The present study of an Italian population failed to provide evidence of a genetic association between polymorphisms in the region of the AQP4 gene and migraine. Allelic and genotypic frequencies of the examined polymorphisms were similarly distributed between cases and controls. Furthermore, when the patients were divided into different clinical subgroups (migraine with and without aura), no significant difference in AQP4 gene polymorphism frequencies was found. Haplotype analysis confirmed this lack of association. Finally, different genotypes had no significant effect on the examined clinical characteristics of the disease. So our data do not support the hypothesis that AQP4 is a genetic risk factor for migraine.
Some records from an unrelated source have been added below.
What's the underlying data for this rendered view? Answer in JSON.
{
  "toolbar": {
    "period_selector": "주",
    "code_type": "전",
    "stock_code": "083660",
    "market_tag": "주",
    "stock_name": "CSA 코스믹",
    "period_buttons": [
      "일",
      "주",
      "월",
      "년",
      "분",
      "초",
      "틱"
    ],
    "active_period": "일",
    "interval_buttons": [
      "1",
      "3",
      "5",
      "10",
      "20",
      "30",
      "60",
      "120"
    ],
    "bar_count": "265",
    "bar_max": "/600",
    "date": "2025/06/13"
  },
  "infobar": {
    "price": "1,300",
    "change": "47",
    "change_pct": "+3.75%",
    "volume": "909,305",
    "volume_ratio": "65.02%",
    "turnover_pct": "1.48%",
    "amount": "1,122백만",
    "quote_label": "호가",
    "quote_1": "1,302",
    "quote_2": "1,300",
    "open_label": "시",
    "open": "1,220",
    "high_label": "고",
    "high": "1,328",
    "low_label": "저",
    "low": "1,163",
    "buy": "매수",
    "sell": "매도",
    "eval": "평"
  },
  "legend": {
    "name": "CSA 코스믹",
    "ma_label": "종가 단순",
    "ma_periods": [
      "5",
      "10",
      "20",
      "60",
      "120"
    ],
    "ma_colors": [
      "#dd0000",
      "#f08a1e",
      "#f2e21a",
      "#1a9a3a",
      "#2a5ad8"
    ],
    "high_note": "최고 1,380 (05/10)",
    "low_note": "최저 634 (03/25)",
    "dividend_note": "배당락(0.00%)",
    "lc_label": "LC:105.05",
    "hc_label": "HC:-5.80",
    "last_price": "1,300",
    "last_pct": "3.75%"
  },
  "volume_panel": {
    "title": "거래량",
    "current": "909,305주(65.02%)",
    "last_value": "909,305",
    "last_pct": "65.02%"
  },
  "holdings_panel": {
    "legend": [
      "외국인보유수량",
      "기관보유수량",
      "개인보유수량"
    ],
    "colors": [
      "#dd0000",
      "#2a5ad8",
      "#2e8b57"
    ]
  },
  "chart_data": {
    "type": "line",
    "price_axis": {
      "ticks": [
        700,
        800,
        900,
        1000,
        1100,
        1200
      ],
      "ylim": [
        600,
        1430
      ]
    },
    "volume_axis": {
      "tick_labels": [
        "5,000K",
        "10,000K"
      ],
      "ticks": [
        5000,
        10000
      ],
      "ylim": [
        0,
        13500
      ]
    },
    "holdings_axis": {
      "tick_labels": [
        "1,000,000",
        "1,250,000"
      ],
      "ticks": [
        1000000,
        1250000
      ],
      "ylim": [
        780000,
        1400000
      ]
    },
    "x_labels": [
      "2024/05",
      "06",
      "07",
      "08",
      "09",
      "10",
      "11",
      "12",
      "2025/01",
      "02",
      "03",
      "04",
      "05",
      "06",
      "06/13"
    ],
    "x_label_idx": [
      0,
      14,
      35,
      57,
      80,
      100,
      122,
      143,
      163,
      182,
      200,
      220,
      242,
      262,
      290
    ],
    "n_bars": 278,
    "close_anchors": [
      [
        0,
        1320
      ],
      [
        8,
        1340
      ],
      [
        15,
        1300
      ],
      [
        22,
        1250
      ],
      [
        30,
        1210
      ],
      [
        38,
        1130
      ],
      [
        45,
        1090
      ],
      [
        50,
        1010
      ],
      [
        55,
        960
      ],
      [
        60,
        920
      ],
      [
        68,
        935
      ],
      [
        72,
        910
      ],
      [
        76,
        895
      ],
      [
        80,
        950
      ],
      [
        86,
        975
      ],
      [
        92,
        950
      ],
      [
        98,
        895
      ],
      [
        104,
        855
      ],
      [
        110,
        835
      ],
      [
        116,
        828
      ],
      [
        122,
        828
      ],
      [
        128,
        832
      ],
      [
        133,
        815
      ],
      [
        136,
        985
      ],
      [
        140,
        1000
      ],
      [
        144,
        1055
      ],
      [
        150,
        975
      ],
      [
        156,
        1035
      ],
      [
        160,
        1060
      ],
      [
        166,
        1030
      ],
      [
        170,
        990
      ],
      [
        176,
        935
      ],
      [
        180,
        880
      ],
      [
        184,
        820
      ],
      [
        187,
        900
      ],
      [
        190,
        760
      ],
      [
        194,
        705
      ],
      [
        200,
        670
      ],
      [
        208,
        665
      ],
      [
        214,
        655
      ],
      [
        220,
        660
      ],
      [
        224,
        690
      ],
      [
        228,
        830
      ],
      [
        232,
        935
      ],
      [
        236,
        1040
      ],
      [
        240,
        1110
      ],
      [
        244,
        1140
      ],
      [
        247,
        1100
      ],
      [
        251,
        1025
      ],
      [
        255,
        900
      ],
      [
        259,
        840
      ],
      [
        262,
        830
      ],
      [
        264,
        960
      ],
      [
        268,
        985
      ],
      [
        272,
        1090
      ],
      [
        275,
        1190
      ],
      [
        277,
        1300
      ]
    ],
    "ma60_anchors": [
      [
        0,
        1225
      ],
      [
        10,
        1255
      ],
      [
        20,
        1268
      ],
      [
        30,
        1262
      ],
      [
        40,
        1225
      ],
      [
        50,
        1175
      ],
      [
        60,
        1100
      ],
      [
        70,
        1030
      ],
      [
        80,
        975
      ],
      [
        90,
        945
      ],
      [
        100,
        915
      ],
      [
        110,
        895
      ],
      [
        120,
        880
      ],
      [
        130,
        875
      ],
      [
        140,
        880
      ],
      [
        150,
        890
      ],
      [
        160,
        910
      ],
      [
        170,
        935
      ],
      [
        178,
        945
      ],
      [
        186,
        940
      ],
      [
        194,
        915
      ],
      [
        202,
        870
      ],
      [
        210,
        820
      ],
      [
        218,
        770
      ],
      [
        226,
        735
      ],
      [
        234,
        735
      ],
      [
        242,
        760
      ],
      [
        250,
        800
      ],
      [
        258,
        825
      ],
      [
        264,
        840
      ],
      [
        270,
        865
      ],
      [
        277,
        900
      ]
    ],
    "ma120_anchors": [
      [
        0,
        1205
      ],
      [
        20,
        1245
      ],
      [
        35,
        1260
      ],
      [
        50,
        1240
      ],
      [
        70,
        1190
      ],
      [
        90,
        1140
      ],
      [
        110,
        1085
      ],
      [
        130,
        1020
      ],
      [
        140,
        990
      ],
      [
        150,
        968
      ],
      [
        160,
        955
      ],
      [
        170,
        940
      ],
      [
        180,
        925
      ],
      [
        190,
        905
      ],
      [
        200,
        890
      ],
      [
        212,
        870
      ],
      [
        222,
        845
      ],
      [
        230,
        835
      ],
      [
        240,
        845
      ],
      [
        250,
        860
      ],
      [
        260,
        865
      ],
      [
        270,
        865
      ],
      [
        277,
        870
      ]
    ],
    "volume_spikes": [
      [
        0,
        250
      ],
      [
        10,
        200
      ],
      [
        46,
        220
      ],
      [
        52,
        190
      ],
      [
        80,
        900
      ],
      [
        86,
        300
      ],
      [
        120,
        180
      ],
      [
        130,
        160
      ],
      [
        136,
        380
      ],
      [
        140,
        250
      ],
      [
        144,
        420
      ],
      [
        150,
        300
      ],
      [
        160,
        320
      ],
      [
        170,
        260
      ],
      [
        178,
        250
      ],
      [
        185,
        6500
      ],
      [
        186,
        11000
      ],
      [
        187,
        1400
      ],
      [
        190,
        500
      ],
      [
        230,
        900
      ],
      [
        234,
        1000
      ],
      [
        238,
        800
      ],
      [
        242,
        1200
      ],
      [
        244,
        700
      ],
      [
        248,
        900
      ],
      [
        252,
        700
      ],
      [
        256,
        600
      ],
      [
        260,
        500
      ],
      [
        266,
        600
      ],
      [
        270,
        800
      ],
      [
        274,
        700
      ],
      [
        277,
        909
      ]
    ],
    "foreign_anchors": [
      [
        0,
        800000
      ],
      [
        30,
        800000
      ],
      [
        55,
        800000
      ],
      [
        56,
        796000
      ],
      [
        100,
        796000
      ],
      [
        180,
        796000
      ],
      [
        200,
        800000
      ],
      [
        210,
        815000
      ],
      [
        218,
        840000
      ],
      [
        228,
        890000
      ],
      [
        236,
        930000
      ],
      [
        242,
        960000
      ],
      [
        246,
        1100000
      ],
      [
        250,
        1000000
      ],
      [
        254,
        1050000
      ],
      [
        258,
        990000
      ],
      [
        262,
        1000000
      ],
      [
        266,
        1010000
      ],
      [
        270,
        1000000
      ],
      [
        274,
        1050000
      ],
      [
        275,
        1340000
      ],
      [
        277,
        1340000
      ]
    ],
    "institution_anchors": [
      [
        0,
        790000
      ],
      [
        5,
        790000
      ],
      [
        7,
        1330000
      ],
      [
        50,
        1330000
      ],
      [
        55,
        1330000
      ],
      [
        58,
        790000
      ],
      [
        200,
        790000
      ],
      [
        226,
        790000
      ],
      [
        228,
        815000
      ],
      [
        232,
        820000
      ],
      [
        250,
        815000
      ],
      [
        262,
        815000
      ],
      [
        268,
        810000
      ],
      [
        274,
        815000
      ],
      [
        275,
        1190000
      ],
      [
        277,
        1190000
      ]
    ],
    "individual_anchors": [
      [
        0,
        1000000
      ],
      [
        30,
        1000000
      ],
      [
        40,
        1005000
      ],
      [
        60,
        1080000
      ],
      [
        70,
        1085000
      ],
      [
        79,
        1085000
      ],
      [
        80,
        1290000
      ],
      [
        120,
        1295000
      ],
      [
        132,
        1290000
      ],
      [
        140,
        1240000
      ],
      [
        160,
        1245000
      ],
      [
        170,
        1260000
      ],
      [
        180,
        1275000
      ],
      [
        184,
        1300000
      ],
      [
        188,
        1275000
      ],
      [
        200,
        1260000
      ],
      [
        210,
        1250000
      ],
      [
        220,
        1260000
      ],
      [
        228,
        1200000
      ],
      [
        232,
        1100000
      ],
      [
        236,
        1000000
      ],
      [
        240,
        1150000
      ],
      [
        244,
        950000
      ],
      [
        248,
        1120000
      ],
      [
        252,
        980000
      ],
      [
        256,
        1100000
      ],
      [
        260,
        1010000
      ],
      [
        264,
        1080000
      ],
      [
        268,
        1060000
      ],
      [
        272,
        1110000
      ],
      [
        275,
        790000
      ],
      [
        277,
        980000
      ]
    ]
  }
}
The regulation of water balance in the brain is crucial in maintaining neuronal activity. A disruption in this regulation causes an increase in brain water content that significantly contributes to the pathophysiology of a variety of neurological disorders, like brain tumor, abscess, focal ischemia, meningitis and hydrocephalus [18, 19, 2629]. The discovery of the AQP family of membrane water channels has provided important new insights into the physiology and pathology of brain water homeostasis. At present, 13 mammalian AQP channels (AQP0–AQP12) have been identified. AQP1, AQP4 and AQP8 have an important role in brain water balance and cerebral edema [30, 31]. Several studies in AQP-deficient mice have clarified the role of these membrane water channels in the mechanisms of cytotoxic edema, vasogenic edema and CSF production [28, 32, 33].The ability to modulate water flux through AQP deletion has provided new insights into brain water homeostasis and suggested a number of new research directions. Finally, a potential role for AQP modulators for the therapy of several brain disorders is currently under investigation [34]. So, in consideration of the complex role of these water channels within the central nervous system, additional studies are needed to rule out the involvement of aquaporins in migraine pathophysiology.

In conclusion, our data do not support the hypothesis that the AQP4 gene could represent a genetic susceptibility factor for migraine. Some caution is needed in interpreting the results and additional studies in different population are warranted to confirm our findings.